The Spanish capital takes the silver medal in the ranking of preferred real estate investment destinations, second only to London. Barcelona drops out of the 'top 10' and distances itself from Madrid.
Madrid continues to climb as the most attractive city for real estate capital, securing the silver medal in the ranking of the most interesting European destinations for real estate purchase or development, compiled by PwC and the Urban Land Institute (ULI) from 1,143 interviews with major industry players.
Madrid is considered a highly attractive city due to its economic growth, stable population, and reception of students, tourists, and immigrants, according to PwC.
Since 2020, the Spanish capital has climbed from eighth to second place, in an unstoppable rise, and is now just behind London, which tops the list, ousting Paris, which is in third. German cities, which had been declining in the ranking since 2021, are beginning to show signs of a gentle recovery despite concerns about economic developments in Germany. Munich, Frankfurt, and Hamburg rise to fifth, eighth, and ninth positions, respectively, while Berlin remains in fourth place.
Barcelona, now in 11th place, drops a notch and leaves the 'top 10', distancing itself from Madrid. This ranking considers cities with the most economic activity and best asset liquidity. Other Spanish cities mentioned in the report are Valencia, Málaga, and Seville.
By investment volumes by countries, the United Kingdom stands out, followed by Germany and France. Spain is the fourth-largest recipient of real estate investment, with about 11 billion euros between the last quarter of 2023 and the third quarter of 2024.
'Data Center', the king asset
The PwC and ULI report highlights that European real estate investors face 2025 with moderate optimism, focusing on operational businesses, such as data centers which remain the star asset with the most potential. Following them are new energy infrastructures, student housing, and logistics.
Thus, emerging businesses linked to major changes or digitalization lead, followed by those related to demographics (residential and health), compared to those linked to the economy or consumption, such as offices or retail, which are more lagging.

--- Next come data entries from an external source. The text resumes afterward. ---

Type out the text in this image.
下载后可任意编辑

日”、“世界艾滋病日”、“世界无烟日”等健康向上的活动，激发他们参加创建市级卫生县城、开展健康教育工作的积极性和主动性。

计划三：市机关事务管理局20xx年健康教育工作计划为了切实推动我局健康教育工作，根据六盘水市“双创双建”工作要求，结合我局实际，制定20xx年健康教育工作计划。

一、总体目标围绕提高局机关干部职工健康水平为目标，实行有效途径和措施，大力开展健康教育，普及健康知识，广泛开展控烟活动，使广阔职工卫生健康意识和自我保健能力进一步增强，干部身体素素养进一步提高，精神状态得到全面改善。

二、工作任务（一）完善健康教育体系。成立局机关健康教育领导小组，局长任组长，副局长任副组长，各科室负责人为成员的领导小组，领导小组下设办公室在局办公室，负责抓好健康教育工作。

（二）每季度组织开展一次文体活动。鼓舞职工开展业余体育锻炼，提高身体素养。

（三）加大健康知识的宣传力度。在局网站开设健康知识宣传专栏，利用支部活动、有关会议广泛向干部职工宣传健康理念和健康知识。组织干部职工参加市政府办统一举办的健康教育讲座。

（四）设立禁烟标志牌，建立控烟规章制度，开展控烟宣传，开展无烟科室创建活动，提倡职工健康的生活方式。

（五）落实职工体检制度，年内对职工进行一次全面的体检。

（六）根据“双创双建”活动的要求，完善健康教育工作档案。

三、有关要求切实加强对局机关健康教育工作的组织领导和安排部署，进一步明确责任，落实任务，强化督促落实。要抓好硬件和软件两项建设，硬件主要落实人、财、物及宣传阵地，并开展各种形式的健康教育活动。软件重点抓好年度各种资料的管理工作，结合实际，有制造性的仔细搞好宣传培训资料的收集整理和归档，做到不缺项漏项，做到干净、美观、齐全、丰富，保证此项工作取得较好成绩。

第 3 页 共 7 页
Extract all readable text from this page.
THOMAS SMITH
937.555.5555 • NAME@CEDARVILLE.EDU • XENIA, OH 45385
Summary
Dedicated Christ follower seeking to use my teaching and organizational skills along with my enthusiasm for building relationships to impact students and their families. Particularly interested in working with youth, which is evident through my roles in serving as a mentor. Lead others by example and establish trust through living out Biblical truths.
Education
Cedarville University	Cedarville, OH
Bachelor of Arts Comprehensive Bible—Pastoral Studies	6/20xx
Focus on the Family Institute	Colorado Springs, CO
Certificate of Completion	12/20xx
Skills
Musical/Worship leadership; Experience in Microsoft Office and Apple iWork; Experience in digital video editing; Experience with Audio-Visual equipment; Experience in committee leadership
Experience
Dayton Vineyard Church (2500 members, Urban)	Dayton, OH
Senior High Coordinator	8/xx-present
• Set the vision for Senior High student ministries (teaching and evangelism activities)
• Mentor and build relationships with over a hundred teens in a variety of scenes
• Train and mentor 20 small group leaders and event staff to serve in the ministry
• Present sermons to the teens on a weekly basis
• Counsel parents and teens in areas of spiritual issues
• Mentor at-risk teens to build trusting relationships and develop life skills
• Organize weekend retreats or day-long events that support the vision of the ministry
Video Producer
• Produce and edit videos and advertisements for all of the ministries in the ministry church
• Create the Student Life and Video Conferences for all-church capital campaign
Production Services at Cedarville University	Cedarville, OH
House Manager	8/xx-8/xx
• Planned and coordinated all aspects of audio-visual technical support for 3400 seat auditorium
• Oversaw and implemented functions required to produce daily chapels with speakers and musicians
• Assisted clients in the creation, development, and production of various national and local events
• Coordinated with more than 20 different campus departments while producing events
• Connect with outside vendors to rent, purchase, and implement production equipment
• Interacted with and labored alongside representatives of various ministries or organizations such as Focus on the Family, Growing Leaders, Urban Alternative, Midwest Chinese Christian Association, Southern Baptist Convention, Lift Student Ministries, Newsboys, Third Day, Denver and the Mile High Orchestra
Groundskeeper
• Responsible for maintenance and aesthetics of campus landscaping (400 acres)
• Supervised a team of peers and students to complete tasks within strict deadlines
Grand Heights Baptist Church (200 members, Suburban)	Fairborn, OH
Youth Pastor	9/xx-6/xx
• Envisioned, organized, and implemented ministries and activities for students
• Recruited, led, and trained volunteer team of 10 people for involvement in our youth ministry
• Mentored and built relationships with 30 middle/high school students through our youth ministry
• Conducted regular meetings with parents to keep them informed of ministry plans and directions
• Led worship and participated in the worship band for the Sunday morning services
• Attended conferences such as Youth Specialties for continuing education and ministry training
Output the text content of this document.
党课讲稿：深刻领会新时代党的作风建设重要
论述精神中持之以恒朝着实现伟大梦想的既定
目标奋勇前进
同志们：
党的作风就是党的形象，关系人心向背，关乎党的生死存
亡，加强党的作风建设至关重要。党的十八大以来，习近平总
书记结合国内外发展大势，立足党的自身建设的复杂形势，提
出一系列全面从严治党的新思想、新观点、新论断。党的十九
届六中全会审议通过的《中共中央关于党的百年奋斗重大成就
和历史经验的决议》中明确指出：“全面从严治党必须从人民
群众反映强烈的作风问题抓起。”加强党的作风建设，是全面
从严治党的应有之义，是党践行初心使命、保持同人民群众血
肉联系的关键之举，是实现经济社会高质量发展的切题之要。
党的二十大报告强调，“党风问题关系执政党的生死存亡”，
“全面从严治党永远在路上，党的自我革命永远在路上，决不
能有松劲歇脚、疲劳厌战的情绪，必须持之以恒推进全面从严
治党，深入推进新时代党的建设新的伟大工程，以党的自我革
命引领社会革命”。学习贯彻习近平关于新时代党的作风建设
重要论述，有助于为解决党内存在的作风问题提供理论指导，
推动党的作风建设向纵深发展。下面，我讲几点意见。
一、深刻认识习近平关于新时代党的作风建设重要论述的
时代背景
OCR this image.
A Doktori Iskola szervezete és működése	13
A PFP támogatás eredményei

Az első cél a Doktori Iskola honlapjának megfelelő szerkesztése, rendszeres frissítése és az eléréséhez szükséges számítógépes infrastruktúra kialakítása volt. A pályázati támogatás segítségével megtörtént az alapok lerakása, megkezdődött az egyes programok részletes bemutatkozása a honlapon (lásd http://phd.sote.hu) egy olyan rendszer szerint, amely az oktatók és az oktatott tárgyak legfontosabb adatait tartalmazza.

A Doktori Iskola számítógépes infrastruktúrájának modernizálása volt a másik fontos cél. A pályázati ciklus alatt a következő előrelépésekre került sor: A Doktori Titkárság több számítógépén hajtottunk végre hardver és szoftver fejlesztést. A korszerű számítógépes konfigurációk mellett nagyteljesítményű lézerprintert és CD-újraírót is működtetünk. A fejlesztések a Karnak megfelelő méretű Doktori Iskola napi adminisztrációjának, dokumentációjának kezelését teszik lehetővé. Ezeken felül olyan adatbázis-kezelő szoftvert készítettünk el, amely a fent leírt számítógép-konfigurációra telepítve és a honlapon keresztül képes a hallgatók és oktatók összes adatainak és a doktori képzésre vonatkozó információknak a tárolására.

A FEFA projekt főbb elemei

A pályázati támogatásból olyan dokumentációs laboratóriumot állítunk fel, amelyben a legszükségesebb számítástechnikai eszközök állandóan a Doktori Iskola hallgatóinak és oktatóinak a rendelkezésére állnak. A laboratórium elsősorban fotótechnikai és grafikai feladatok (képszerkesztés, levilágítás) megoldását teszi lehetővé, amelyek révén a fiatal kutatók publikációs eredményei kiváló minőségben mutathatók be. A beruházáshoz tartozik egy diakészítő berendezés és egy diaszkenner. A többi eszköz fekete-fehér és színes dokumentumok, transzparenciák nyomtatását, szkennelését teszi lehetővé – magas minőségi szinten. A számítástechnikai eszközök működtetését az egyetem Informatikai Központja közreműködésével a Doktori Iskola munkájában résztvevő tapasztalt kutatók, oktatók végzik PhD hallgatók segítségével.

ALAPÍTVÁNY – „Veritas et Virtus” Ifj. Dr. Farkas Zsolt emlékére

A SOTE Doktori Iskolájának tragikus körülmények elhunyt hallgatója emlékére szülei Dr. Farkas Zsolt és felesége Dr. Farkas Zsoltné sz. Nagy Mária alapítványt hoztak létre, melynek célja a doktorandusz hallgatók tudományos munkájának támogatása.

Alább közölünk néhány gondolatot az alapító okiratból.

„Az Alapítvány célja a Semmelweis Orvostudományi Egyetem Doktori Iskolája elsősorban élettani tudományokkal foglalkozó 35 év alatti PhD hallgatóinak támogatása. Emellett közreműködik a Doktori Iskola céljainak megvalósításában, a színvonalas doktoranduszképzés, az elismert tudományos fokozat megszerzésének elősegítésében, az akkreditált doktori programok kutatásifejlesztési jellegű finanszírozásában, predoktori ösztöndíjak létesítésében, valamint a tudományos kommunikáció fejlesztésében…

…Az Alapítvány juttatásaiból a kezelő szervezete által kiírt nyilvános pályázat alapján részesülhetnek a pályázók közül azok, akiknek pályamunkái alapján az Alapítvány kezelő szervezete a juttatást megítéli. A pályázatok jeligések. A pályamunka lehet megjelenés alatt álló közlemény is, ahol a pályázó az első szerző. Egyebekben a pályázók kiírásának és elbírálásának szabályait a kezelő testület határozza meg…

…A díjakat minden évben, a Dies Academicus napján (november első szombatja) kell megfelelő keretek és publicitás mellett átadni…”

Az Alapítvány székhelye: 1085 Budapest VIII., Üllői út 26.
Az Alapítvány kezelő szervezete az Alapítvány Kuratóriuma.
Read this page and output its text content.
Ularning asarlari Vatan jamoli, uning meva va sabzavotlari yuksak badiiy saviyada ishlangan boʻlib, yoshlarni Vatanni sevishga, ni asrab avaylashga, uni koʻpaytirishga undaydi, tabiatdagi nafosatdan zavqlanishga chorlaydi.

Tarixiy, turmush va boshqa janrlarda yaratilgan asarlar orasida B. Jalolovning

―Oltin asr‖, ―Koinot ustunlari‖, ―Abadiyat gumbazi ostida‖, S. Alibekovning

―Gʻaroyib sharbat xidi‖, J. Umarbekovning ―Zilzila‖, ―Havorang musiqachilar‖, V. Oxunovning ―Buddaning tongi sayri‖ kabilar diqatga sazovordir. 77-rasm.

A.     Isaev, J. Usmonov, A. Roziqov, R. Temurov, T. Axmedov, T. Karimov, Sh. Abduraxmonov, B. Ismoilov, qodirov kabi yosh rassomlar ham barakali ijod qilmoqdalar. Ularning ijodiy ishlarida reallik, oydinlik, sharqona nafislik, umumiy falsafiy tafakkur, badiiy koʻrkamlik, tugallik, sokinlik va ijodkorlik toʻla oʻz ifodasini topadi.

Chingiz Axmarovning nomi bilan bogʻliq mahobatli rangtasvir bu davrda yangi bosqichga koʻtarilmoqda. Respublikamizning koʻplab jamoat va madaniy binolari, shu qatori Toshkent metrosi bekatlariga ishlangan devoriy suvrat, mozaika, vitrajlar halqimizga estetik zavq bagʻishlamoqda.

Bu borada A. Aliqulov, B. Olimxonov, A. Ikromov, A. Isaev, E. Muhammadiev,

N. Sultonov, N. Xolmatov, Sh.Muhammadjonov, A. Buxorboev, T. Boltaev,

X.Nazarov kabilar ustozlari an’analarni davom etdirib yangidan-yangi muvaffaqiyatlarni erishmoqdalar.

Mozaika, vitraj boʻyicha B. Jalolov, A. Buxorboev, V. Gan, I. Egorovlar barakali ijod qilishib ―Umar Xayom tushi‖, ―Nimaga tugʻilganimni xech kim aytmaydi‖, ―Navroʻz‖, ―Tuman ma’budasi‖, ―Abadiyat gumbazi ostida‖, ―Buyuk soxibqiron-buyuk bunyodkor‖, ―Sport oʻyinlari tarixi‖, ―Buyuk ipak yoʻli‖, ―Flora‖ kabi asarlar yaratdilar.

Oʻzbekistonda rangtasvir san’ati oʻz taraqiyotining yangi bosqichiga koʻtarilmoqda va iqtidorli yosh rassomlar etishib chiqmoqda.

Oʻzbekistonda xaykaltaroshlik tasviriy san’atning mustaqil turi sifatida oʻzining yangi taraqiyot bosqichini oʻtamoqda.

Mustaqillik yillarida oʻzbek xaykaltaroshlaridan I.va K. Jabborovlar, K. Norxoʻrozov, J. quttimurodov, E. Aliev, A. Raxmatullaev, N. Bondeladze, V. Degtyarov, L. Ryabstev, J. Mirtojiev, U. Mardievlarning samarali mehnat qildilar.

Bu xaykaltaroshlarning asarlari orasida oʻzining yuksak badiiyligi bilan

On the other hand, the study reveals that the European real estate sector is on the path to recovery after three difficult years, thanks to a context of declining interest rates and valuation adjustments, among other factors. Thus, 80% of respondents expect that by 2025 business confidence and profits will be as good as or better than the previous year, and nearly half hope to surpass them.
However, this widespread optimism does not come without significant concerns, not only because of the evolution of the European economy, which worries 77% of respondents.
Political instability
85% see political instability and conflicts in Europe and the Middle East as major sources of volatility. Thus, investor confidence - explain PwC - has deteriorated since the beginning of the year, and some respondents are more cautious, considering that recovery might take longer than expected.
Regarding threats associated with real estate, increasing regulation (74%), with a disconnect between Brussels and the sector, and rising construction costs (70%) are the two most frequently cited factors by interviewees.
Additionally, sustainability issues are one of the main challenges that the sector faces both in the short and long term. 70% are concerned about environmental issues, and 72% believe it will remain a relevant issue over the next five years. Artificial Intelligence (AI) is another trend impacting the real estate industry.
A vast majority also expects AI and machine learning to have a significant impact on all segments of real estate in the next five years.
Concern about insurance
Other relevant issues include a focus on management and concern about insurance, derived from rising premium prices, which are now the fifth-largest real estate expense and have increased the most in the last five years.
Miren Tellería, Head of Real Estate in Spain, assures that investors are increasingly focusing on fully integrated operational platforms to achieve a dual return, both in real estate performance and in operational business.